Mortelle mémoire de Jean-Paul Nozière

Age : 15 ans et +
Éditeur: Gallimard Jeunesse (2009)
160 pages

Note : 3 out of 5 stars

A Vron, village de l’Est de la France, il ne se passe pas grand chose jusqu’à l’arrivée de « l’Allemand ». Intriguée par ce jeune homme renfermé de 27 ans qui est passionné de chevaux, Ariane, 15 ans, rode autour de la ferme de ce dernier en nourrissant les bêtes. C’est alors que « l’Allemand » décide de l’embaucher pour l’été afin qu’elle s’occupe des chevaux.

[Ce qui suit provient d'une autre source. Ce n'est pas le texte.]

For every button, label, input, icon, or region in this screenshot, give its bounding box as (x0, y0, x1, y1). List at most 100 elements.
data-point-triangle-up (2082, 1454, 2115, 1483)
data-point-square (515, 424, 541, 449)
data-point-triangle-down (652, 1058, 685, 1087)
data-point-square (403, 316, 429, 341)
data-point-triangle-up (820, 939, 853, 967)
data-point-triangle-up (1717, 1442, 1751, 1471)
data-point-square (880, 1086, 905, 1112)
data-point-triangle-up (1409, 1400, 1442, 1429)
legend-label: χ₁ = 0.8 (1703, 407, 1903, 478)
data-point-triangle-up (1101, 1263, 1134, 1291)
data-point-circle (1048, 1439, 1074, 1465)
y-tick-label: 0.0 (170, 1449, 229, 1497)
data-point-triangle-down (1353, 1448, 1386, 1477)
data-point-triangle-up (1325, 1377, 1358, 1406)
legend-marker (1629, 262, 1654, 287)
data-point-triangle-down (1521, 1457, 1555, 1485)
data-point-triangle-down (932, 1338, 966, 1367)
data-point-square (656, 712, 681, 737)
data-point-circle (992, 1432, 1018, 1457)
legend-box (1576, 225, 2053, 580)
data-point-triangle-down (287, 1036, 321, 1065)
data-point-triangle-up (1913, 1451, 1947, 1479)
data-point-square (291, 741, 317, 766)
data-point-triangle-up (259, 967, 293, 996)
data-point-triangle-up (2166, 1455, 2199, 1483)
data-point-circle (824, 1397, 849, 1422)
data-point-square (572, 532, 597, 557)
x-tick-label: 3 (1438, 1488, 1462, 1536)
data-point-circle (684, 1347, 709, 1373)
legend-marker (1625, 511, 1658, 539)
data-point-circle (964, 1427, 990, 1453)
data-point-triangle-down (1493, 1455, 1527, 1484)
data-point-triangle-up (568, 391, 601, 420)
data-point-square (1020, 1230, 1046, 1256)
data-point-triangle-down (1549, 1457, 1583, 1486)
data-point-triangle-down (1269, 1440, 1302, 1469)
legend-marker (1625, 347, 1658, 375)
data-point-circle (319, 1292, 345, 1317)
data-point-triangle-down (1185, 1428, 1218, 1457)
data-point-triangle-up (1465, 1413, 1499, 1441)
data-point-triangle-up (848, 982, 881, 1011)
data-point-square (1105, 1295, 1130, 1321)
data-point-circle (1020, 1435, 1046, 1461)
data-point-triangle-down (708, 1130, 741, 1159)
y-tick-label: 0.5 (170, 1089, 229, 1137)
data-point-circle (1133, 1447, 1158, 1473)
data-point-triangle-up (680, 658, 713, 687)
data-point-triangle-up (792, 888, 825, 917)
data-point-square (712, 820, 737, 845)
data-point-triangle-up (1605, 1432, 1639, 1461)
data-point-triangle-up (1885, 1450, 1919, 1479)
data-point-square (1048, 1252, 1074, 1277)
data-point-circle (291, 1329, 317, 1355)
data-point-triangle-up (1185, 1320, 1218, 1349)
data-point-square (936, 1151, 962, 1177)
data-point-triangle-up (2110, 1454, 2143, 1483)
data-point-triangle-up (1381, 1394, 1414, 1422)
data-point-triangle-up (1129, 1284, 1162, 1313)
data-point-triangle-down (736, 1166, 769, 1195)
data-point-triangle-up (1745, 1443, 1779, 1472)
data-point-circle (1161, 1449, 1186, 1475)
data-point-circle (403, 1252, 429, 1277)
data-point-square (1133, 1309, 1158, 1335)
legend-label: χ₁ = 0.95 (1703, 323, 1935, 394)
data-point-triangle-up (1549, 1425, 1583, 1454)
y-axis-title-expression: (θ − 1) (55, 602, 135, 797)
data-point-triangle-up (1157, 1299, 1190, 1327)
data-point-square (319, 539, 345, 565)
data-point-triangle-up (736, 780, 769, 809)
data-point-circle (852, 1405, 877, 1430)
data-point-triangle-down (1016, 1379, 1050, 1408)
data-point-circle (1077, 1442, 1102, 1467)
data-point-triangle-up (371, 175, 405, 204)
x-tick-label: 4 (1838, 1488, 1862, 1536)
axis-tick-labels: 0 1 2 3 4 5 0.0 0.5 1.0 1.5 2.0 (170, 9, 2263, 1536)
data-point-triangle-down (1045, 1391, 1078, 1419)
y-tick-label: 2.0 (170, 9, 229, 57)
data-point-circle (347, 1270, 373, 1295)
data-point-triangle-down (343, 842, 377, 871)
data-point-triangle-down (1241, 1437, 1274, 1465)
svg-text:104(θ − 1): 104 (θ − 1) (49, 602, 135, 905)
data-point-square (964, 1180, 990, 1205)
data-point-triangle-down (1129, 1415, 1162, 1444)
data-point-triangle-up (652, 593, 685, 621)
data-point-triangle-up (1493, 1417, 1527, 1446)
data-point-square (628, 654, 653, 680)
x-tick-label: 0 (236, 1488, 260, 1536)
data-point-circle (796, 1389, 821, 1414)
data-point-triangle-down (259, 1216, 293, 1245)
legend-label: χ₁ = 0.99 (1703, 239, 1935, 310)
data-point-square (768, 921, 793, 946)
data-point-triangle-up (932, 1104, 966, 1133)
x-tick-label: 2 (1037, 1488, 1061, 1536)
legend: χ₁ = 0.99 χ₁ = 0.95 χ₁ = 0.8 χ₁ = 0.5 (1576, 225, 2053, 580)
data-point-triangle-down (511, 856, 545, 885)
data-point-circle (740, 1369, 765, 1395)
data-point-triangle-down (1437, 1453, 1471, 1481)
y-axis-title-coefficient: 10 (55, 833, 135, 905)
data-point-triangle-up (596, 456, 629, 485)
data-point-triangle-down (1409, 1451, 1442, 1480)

Un jour, il lui faire lire des lettres de sa soeur Lotte, violée et assassinée dix années plus tôt, mêlant la jeune fille à une reconstruction du passé…

Mortelle mémoire écrit par celui que l’on ne présente plus, Jean-Paul Nozière, est un excellent roman, dont le style décalé rappellera les écrivains du début-milieu XXème siècle et qui m’évoquait pour ma part Le Grand Meaulnes, d’Alain Fournier (mais la comparaison s’arrête bien entendu là…si ce n’est peut-être l’intérêt d’Ariane pour Tobias ou la relation qui se noue entre eux…). En tout cas, nous sommes bien loin d’une écriture conventionnelle, et c’est déjà ce qui fait l’une des forces de ce roman. Car le style est une clé majeur dans la sensation qui se dégage des personnages : la longueur des phrases est comme une retranscription de la lenteur du quotidien de ces deux êtres hors du monde, reconstituant le passé.
Et puis si le style de Jean-Paul Nozière est aussi le reflet de ce qui se dégage de ses personnages solitaires c’est sans doute parce qu’il a adopté un regard interne, le « je » d’Ariane, qui malgré ses quinze ans, n’a pas la vitalité, la joie, l’ironie ou la fougue de son âge. En décalage avec ce que l’on a l’habitude de lire.
Loin des ordinateurs et de la technologie du XXIème siècle, Tobias (ou « l’Allemand ») et Ariane sont comme des survivants du passé, des êtres en communion avec ce qui est parfois oublié : la nature. C’est à vélo et à moto, dans un village qui malgré les années semble immuable, que les deux personnages de ce roman, redécouvrent leur environnement, et particulièrement Ariane, confrontée à une histoire qui au départ ne la concernait pas.
L’atmosphère de cette Mortelle mémoire est lourde, remplit de silence que les réflexions d’Ariane comblent partiellement. Peu à peu l’histoire, sombre et obscure se reconstruit. C’est envoutant, bouleversant, violent et surtout à part. Le suspens est là, sans action rocambolesque, simplement dans la description quotidienne d’une recherche de vérité. Cette évasion fait du bien, malgré le thème qu’elle aborde, la cruauté qui se dévoile à demi-mots. Une sensation étrange domine le roman, inexplicable en faite, mais qui charme : c’est une autre force de Mortelle mémoire.
Un récit qui se lit d’une traite, qui nous captive et qui nous surprend, dans lequel on découvre peu à peu le caractère de Tobias et Ariane et qui nous laisse songeur en refermant le livre, mais aussi subjugué. Nozière touche, surprend jusqu’au bout et vient une fois de plus confirmer sa capacité à inventer, imaginer, emporter le lecteur. A ne pas rater.